Cybersecurity companies SentinelLabs and Malwarebytes have discovered that I-Soon, a private contractor who bid on government contracts in China, had a massive document dump that revealed its hackers had hacked over a dozen nations.

According to a SentinelLabs report published on Wednesday, I-Soon also gained access to colleges, the NATO military alliance, and “democracy organizations” in Hong Kong, a semi-autonomous part of China.

An unidentified person published the compromised data last week on the internet software repository GitHub. AFP was unable to quickly determine the details of the data breach.

“The leak provides some of the most concrete details seen publicly to date, revealing the maturing nature of China’s cyber espionage ecosystem,” experts at SentinelLabs said.

Malwarebytes said in a different article on Wednesday that I-Soon had successfully gained access to government buildings in South Korea, Thailand, Vietnam, and India, among other countries.

Although an internet archive screenshot of I-Soon’s website from Tuesday states that the company is situated in Shanghai and has subsidiaries and offices in Beijing, Sichuan, Jiangsu, and Zhejiang, it was unavailable on Thursday morning.

According to experts, it includes files with conversation logs, presentations, and target lists.

Cybersecurity | Image
Australian democratic blogger who was born in China chooses not to appeal the suspended death penalty in China
Potential customers were given the option to get access to someone’s social networking site X account in order to submit posts, read private messages, and keep an eye on their behavior.

It also described how the company’s hackers could remotely access and take control of a user’s computer, giving them the ability to run programs and see what they write.

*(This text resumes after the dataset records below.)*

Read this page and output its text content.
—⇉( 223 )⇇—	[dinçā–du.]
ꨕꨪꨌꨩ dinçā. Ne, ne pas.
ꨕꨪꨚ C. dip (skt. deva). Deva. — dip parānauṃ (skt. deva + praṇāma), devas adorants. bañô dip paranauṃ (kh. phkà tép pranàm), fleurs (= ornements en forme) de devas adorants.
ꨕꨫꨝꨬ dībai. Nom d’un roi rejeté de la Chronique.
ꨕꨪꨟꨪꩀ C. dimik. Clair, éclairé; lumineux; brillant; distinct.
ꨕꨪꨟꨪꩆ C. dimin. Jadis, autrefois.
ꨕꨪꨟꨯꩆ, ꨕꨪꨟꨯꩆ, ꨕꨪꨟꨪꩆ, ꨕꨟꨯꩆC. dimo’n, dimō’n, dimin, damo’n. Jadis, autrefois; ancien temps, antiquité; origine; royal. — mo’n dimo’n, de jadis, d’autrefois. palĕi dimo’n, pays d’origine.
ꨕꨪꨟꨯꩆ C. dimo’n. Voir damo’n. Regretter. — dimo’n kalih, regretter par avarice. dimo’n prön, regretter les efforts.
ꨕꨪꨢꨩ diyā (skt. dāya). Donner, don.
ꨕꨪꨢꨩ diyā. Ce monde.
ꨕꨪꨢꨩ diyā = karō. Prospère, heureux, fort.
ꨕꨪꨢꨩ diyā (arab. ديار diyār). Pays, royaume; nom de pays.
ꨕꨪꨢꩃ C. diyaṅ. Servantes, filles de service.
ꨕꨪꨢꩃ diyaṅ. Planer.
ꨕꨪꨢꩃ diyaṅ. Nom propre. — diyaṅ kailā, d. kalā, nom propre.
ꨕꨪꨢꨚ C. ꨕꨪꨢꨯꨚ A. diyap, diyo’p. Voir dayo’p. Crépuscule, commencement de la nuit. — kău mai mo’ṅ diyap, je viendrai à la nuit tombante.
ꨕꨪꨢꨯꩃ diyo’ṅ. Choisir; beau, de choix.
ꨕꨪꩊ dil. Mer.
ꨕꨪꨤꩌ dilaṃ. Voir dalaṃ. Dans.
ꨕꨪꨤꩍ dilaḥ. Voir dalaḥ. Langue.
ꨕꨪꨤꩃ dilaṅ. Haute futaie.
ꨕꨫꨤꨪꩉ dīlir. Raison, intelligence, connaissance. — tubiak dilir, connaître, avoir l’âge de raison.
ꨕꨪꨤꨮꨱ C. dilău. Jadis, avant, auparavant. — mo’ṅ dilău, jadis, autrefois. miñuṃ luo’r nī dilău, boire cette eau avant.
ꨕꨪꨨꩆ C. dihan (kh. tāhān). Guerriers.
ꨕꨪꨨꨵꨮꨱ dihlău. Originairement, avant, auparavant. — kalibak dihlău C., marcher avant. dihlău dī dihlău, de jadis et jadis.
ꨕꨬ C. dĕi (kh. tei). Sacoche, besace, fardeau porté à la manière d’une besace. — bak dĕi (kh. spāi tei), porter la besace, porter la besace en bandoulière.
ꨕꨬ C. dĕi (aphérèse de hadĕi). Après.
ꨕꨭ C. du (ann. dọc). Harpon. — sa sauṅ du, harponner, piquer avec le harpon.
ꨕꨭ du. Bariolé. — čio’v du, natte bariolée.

Additional services included bespoke hardware, such as a powerbank that can retrieve data from a device and transmit it to hackers, and methods for breaking into Apple’s iPhone and other smartphone operating systems.

The leak also revealed I-Soon vying for contracts in Xinjiang, a province in northwest China where Beijing is suspected of holding hundreds of thousands of largely Muslim citizens in an effort to combat alleged extremism. The term “genocide” has been used by the US.

“The company listed other terrorism-related targets the company had hacked previously as evidence of their ability to perform these tasks, including targeting counterterrorism centers in Pakistan and Afghanistan,” experts at SentinelLabs said.

The payments that hackers may make, according to the hacked data, were also disclosed. One such cost was $55,000 for getting into a Vietnamese government ministry.

China reportedly has the largest cyber operation of any nation, according to the FBI.

Beijing has called the allegations “groundless” and cited US cyberespionage history.

According to Malwarebytes researcher Pieter Arntz, the release would probably “rattle some cages at the infiltrated entities”.

“As such, it could possibly cause a shift in international diplomacy and expose the holes in the national security of several countries.”